11-29-2022 10:55 PM
Hi,
I need to find all occurrences of duplicate records in a PySpark DataFrame. Following is the sample dataset:
# Prepare Data
data = [("A", "A", 1), \
("A", "A", 2), \
("A", "A", 3), \
("A", "B", 4), \
("A", "B", 5), \
("A", "C", 6), \
("A", "D", 7), \
("A", "E", 8), \
]
# Create DataFrame
columns= ["col_1", "col_2", "col_3"]
df = spark.createDataFrame(data = data, schema = columns)
df.printSchema()
df.show(truncate=False)
When I try the following code:
primary_key = ['col_1', 'col_2']
duplicate_records = df.exceptAll(df.dropDuplicates(primary_key))
The output will be:
As you can see, I don't get all occurrences of duplicate records based on the Primary Key, since one instance of duplicate records is present in "df.dropDuplicates(primary_key)". The 1st and the 4th records of the dataset must be in the output.

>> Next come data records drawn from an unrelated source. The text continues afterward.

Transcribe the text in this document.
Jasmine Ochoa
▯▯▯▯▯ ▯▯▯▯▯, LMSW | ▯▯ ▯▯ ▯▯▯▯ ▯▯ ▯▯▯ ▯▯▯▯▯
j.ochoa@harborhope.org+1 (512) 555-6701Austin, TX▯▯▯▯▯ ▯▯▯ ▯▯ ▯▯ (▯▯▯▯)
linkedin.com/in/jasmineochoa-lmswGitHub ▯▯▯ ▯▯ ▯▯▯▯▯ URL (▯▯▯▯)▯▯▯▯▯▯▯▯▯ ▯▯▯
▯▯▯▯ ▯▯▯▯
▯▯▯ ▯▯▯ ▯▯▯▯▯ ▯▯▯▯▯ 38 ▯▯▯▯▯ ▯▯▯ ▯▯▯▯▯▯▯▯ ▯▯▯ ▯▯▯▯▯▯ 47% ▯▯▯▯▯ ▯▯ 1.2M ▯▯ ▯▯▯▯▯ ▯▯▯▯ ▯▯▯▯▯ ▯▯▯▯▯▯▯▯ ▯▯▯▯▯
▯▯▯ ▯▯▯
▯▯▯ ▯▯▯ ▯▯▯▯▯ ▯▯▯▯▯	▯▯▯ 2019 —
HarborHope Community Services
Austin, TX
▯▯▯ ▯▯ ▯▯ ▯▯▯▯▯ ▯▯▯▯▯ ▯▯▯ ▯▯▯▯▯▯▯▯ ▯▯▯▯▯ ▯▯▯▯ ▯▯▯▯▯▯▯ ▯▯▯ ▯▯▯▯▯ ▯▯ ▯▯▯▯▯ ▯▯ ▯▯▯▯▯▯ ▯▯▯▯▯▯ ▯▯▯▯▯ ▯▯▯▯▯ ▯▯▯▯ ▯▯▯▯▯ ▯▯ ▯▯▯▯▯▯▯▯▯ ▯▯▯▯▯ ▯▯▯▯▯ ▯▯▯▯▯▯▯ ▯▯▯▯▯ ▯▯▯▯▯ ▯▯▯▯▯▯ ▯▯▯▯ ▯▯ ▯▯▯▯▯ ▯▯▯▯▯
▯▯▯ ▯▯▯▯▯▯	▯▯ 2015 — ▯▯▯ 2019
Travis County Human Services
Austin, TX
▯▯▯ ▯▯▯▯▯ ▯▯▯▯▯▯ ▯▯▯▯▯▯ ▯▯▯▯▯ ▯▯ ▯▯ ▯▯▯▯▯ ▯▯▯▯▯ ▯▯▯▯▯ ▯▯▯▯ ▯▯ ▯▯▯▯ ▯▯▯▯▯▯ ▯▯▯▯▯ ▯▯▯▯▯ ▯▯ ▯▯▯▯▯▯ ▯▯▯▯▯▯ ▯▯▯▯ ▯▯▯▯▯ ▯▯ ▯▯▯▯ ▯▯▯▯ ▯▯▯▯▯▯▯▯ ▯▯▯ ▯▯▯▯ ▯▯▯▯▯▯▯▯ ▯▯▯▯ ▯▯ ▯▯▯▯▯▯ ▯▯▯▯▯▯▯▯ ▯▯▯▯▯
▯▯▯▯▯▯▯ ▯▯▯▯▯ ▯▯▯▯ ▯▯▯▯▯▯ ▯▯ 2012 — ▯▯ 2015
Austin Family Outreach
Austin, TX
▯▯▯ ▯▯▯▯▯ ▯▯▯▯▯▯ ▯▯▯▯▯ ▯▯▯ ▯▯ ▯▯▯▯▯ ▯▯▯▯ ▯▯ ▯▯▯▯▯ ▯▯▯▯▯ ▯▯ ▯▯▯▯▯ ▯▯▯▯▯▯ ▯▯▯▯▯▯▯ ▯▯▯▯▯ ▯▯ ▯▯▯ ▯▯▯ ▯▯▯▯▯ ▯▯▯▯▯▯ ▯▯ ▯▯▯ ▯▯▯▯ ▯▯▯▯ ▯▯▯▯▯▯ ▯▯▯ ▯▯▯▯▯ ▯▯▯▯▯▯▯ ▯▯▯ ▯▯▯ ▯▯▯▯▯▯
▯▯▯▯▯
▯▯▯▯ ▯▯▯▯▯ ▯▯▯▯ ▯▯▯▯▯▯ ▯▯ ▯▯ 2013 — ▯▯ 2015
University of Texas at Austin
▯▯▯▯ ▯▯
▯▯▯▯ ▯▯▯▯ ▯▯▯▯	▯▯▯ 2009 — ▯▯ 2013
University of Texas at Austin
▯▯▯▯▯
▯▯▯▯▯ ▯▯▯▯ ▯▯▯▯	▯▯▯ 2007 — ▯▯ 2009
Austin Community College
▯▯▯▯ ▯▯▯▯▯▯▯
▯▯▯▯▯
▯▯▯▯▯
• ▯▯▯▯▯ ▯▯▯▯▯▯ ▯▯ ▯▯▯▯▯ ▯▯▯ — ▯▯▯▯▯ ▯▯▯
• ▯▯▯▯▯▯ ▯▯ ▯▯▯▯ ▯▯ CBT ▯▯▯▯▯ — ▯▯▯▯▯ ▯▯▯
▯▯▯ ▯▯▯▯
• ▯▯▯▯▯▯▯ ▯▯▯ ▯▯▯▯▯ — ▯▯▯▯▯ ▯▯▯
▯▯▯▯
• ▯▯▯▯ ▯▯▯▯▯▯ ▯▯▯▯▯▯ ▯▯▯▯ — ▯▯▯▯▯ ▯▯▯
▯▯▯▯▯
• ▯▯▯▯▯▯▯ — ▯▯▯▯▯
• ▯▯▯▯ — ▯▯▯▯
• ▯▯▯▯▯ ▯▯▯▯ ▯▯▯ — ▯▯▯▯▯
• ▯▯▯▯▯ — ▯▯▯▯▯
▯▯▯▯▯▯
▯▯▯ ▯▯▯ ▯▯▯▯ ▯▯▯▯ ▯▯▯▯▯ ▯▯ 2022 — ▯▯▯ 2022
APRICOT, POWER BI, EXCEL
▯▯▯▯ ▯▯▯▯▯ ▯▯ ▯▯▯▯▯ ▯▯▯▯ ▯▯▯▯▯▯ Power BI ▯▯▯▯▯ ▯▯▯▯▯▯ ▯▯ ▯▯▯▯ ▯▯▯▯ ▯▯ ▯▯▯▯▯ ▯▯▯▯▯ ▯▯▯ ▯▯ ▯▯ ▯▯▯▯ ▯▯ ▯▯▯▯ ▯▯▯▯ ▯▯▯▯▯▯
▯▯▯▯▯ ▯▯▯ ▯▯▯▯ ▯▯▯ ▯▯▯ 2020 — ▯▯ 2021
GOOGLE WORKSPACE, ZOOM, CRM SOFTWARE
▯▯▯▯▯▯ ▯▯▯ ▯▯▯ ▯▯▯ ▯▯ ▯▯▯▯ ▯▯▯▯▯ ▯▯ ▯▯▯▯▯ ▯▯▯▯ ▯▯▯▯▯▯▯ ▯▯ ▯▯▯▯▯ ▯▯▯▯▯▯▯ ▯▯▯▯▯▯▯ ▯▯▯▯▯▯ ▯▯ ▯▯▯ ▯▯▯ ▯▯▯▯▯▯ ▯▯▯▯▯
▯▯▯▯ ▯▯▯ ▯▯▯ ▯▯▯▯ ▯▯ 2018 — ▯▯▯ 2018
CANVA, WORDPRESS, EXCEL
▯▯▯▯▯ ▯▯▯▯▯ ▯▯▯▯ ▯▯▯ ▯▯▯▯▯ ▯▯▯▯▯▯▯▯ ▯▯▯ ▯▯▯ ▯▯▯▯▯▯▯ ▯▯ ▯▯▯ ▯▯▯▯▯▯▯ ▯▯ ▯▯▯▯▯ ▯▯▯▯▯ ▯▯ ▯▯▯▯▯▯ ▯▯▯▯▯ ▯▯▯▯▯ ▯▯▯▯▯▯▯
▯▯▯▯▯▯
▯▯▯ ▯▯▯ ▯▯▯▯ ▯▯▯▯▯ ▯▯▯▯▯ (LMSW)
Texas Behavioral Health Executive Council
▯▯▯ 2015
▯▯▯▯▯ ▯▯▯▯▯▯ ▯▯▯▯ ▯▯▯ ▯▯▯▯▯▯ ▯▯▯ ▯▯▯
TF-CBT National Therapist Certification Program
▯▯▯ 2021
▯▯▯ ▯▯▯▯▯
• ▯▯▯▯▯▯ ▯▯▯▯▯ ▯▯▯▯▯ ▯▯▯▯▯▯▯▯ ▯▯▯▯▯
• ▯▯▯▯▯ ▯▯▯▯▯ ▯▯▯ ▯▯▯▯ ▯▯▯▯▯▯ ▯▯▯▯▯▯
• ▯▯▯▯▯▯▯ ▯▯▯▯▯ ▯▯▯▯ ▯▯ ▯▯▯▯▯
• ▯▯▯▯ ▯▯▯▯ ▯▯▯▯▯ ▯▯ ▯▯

Any idea to solve this issue?
11-29-2022 11:26 PM
Hi,
Getting the not duplicated records and doing 'left_anti' join should do the trick.
not_duplicate_records = df.groupBy(primary_key).count().where('count = 1').drop('count')
duplicate_records = df.join(not_duplicate_records, on=primary_key, how='left_anti').show()
11-29-2022 11:26 PM
11-30-2022 12:44 AM
@Mohammad Saber how about using window function like below
windowSpec = Window.partitionBy(*primary_key)
df.withColumn("primary_key_count",F.count("*").over(windowSpec)).filter(F.col("primary_key_count") > 1).drop("primary_key_count").show(truncate=False)
11-30-2022 01:30 AM
Hi,
In my experience, if you use dropDuplicates(), Spark will keep a random row.
Therefore, you should define a logic to remove duplicated rows.